Simple enough, you'd think. Just do a good job. But they don't. Okay then, fine. But expecting me to pay for that crap? Not happening. They oughta pay me for having to fact check every goddam thing they write and speak about.

Comment Re:Civic society implies civil rights (Score 1) 371

Well, depending on how much you believe the rhetoric, anyone who isn't a white male might feel safer in China. I'm hoping that almost all of it is just rhetoric, but I don't feel any certainty about it. In fact if you believe *some* of the rhetoric anyone who isn't a rich white male might feel safer in China. This strikes me as unlikely, but remembering how a prior German democracy fell it's not beyond the bounds of possibility.

OTOH, there are a lot of signs that Trump is not an actual racial bigot, but merely someone who feels right in taking advantage of any power he can get his hands on. I'd feel happier with this interpretation if his cabinet picks were different.

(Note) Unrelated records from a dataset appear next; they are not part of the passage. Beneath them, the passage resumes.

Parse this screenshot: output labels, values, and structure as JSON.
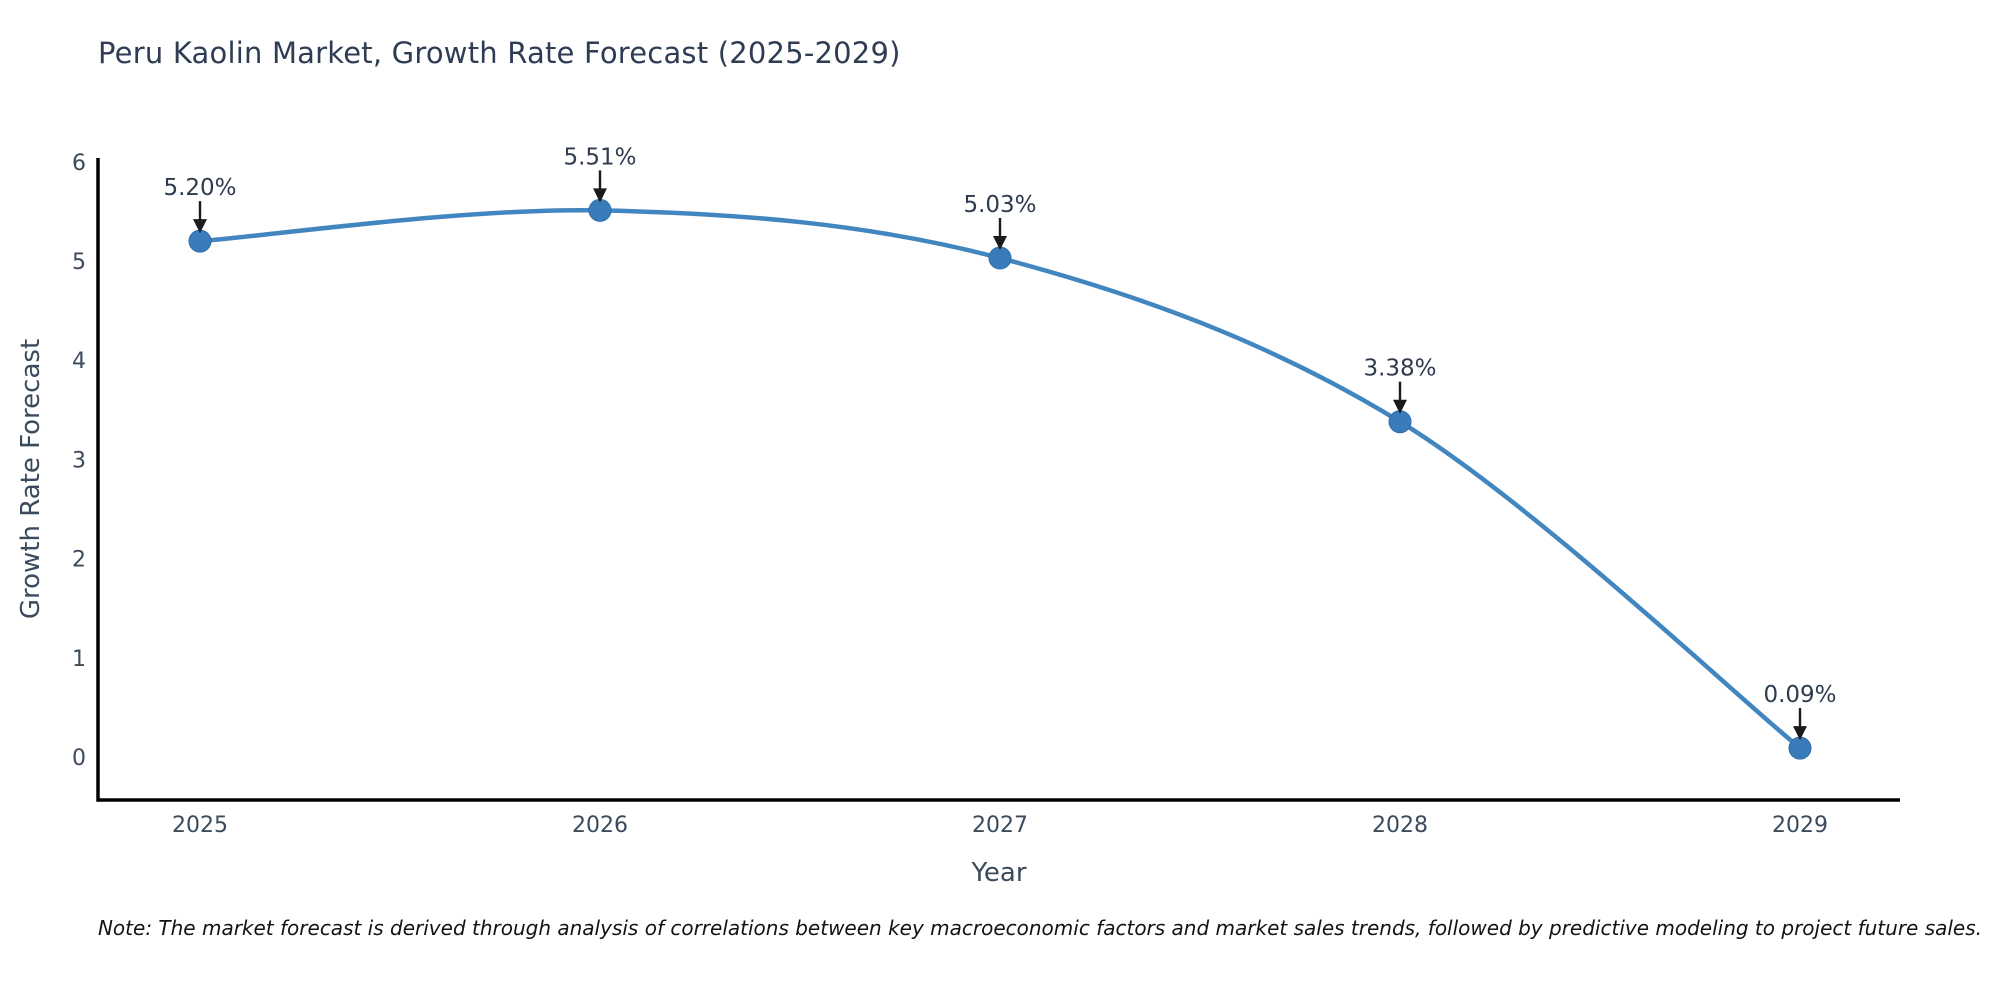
{
  "chart_data": {
    "type": "line",
    "title": "Peru Kaolin Market, Growth Rate Forecast (2025-2029)",
    "xlabel": "Year",
    "ylabel": "Growth Rate Forecast",
    "x": [
      2025,
      2026,
      2027,
      2028,
      2029
    ],
    "series": [
      {
        "name": "Growth Rate Forecast",
        "values": [
          5.2,
          5.51,
          5.03,
          3.38,
          0.09
        ],
        "point_labels": [
          "5.20%",
          "5.51%",
          "5.03%",
          "3.38%",
          "0.09%"
        ]
      }
    ],
    "yticks": [
      0,
      1,
      2,
      3,
      4,
      5,
      6
    ],
    "ylim": [
      0,
      6
    ],
    "xlim": [
      2024.7,
      2029.25
    ],
    "grid": false,
    "legend_position": "none",
    "line_shape": "spline",
    "line_color": "#4286c0",
    "marker_color": "#3a7cba",
    "marker_edge_color": "#2d6ca8",
    "annotation_color": "#1b1b1b",
    "annotation_text_color": "#2f3b4e",
    "axis_color": "#000000",
    "tick_color": "#3b4a5c"
  },
  "note": "Note: The market forecast is derived through analysis of correlations between key macroeconomic factors and market sales trends, followed by predictive modeling to project future sales."
}
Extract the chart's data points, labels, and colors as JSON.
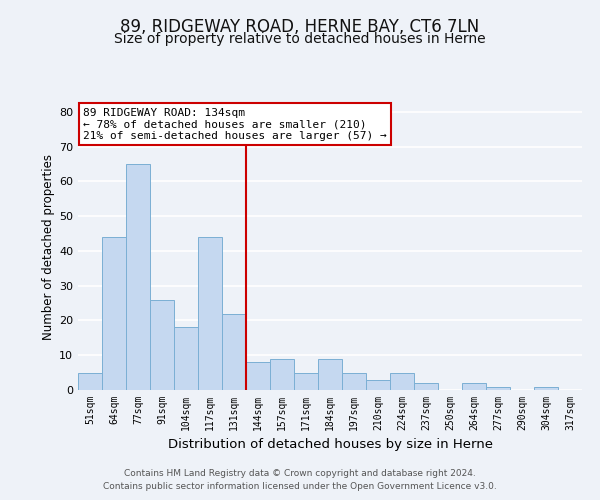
{
  "title": "89, RIDGEWAY ROAD, HERNE BAY, CT6 7LN",
  "subtitle": "Size of property relative to detached houses in Herne",
  "xlabel": "Distribution of detached houses by size in Herne",
  "ylabel": "Number of detached properties",
  "bin_labels": [
    "51sqm",
    "64sqm",
    "77sqm",
    "91sqm",
    "104sqm",
    "117sqm",
    "131sqm",
    "144sqm",
    "157sqm",
    "171sqm",
    "184sqm",
    "197sqm",
    "210sqm",
    "224sqm",
    "237sqm",
    "250sqm",
    "264sqm",
    "277sqm",
    "290sqm",
    "304sqm",
    "317sqm"
  ],
  "bar_values": [
    5,
    44,
    65,
    26,
    18,
    44,
    22,
    8,
    9,
    5,
    9,
    5,
    3,
    5,
    2,
    0,
    2,
    1,
    0,
    1,
    0
  ],
  "bar_color": "#c5d8f0",
  "bar_edge_color": "#7bafd4",
  "vline_x": 6.5,
  "vline_color": "#cc0000",
  "annotation_title": "89 RIDGEWAY ROAD: 134sqm",
  "annotation_line1": "← 78% of detached houses are smaller (210)",
  "annotation_line2": "21% of semi-detached houses are larger (57) →",
  "annotation_box_color": "#ffffff",
  "annotation_box_edge": "#cc0000",
  "ylim": [
    0,
    82
  ],
  "yticks": [
    0,
    10,
    20,
    30,
    40,
    50,
    60,
    70,
    80
  ],
  "footer1": "Contains HM Land Registry data © Crown copyright and database right 2024.",
  "footer2": "Contains public sector information licensed under the Open Government Licence v3.0.",
  "bg_color": "#eef2f8",
  "grid_color": "#ffffff",
  "title_fontsize": 12,
  "subtitle_fontsize": 10,
  "xlabel_fontsize": 9.5,
  "ylabel_fontsize": 8.5,
  "footer_fontsize": 6.5,
  "ann_fontsize": 8
}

Comment Re:No Innovation in China (Score 1) 371

It NEVER made sense. Not ever. In the early days it took inventors and coerced them into chasing around the country looking for people who might be infringing on their patents. As companies took over it became more and more about getting patents so vague that nobody could tell for sure what what infringing, and getting the legal decisions that meant that was a case that would be found in favor of the patent holder.

The basic idea was reasonable, but the implementation was flawed from the beginning, and my guess is that the grant of a monopoly was the basic flaw. Perhaps instead it should have been a law that the government would only buy from the holder, or a licensee, of the patent.

Comment Re:Thinner (Score 2) 277

Do people really want thinner phones?

In Japan, the hand can be used like a knife; but that doesn't work so well with a tomato. SPLAT! Introducing the Ginsu Phone--chop, Chop, CHOP! (warning, keep phone in sheath when not in use. Works best with Ginsu shaving cream. Do not hold up to face when talking. In case you need to talk for more than four hours, do not use this phone.)